Modelling temporal biomarkers with semiparametric nonlinear dynamical systems

SummaryDynamical systems based on differential equations are useful for modelling the temporal evolution of biomarkers. Such systems can characterize the temporal patterns of biomarkers and inform the detection of interactions between biomarkers. Existing statistical methods for dynamical systems deal mostly with single time-course data based on a linear model or generalized additive model. Hence, they cannot adequately capture the complex interactions between biomarkers; nor can they take into account the heterogeneity between systems or subjects. In this article, we propose a semiparametric dynamical system based on multi-index models for multiple-subjects time-course data. Our model accounts for between-subject heterogeneity by incorporating system-level or subject-level covariates into the dynamical systems, and it allows for nonlinear relationships and interactions between the combined biomarkers and the temporal rate of each biomarker.

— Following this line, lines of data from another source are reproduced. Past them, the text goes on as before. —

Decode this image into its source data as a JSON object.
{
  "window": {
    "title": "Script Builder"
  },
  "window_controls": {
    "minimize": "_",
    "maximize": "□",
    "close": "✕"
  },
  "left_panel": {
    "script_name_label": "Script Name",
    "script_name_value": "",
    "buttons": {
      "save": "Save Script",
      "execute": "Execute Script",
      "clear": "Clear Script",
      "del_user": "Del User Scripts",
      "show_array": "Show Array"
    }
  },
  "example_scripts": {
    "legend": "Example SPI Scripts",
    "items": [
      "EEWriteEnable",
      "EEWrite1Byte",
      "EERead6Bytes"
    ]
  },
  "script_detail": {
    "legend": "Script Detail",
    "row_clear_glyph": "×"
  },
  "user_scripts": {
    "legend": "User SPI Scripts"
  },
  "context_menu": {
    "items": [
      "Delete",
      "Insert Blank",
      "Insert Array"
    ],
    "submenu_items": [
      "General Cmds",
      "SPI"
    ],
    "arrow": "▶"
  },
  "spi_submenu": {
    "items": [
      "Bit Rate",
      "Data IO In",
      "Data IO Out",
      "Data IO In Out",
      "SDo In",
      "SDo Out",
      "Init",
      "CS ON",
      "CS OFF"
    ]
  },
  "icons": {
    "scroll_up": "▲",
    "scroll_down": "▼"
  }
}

For estimation and inference, we consider a two-step procedure based on integral equations from the proposed model. We propose an algorithm that iterates between estimation of the link function through splines and estimation of the index parameters, and which allows for regularization to achieve sparsity. We prove model identifiability and derive the asymptotic properties of the estimated model parameters. A benefit of our approach is the ability to pool information from multiple subjects to identify the interactions between biomarkers. We apply the method to analyse electroencephalogram data for patients affected by alcohol dependence. The results provide new insights into patients’ brain activities and demonstrate differential interaction patterns in patients compared to control subjects.